Thursday, August 23, 2012

Thoughts on Peace

The only peace we have comes from within ourselves. We each choose, each moment, whether to have peace or not.

The choice is a hard one, because many things around us are not peaceful, are distracting, are agonizing, are worrying. The world around us, much of the time, is not a peaceful place. And many of the people around us are not peaceful people.

We make the choice harder for ourselves when we expect the world to deliver peace to us. If only ... a person would change, my bank account would change, my circumstances would change, the world would change ... then, we think, peace will come.

But peace is already here. The world will change - it changes all the time - just not in the way we expect, or demand, or want. Making our peace dependent on what the world around us does is abdicating, surrendering ourselves to a million forces indifferent to ourselves. We will never have peace if we expect it to be delivered to us.

There is nothing new in this, of course. That's one of the secrets of the world - that there really aren't any deep secrets. The most important things are already with us. The wisdom of peace has been around for centuries, and is all around us - in the Prayer of St. Francis, in the Serenity Prayer, in a thousand other places we've seen or heard of or read somewhere.

So why don't we seek peace where we already are? Because we're distracted by other things. Because some part of us believes the lies of the world when it says If Only ... if we just wait for this or that, things will be better then. Because we want other things more than we want peace - we want fame, or money, or excitement, or experiences, or love, or things, or just Our Way. We want to impose our Will upon the world. We want to Be Right.
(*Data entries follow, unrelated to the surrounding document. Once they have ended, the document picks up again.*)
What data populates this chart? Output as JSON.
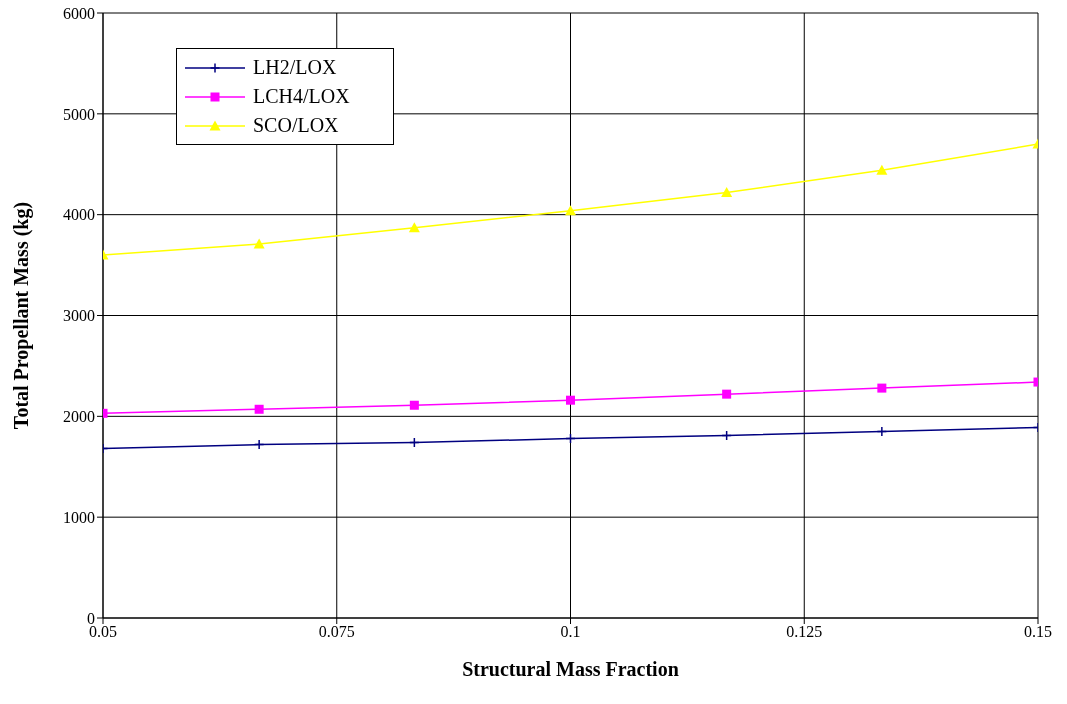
{
  "chart_data": {
    "type": "line",
    "xlabel": "Structural Mass Fraction",
    "ylabel": "Total Propellant Mass (kg)",
    "x": [
      0.05,
      0.0667,
      0.0833,
      0.1,
      0.1167,
      0.1333,
      0.15
    ],
    "series": [
      {
        "name": "LH2/LOX",
        "color": "#000080",
        "marker": "cross",
        "values": [
          1680,
          1720,
          1740,
          1780,
          1810,
          1850,
          1890
        ]
      },
      {
        "name": "LCH4/LOX",
        "color": "#ff00ff",
        "marker": "square",
        "values": [
          2030,
          2070,
          2110,
          2160,
          2220,
          2280,
          2340
        ]
      },
      {
        "name": "SCO/LOX",
        "color": "#ffff00",
        "marker": "triangle",
        "values": [
          3600,
          3710,
          3870,
          4040,
          4220,
          4440,
          4700
        ]
      }
    ],
    "xlim": [
      0.05,
      0.15
    ],
    "xticks": [
      0.05,
      0.075,
      0.1,
      0.125,
      0.15
    ],
    "ylim": [
      0,
      6000
    ],
    "yticks": [
      0,
      1000,
      2000,
      3000,
      4000,
      5000,
      6000
    ],
    "grid": true,
    "legend": "top left",
    "line_style": "solid"
  }
}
I can only speak for myself, but the older I get the more I find that peace is what I seek. This means, of course, not just for myself but for those around me, those I love and care for. But how can I give them any peace if I don't have any to give? So pursuing peace is not a selfish goal, but an act of love.

There's no conclusion here, no pithy observation at the end. It is the same truth that we've always had, just rehashed and recycled. But maybe that's the thing about truth - that the important thing is not to discover but to rediscover, to renew, to recirculate. Because we already have peace within us. We just need to be reminded to look for it.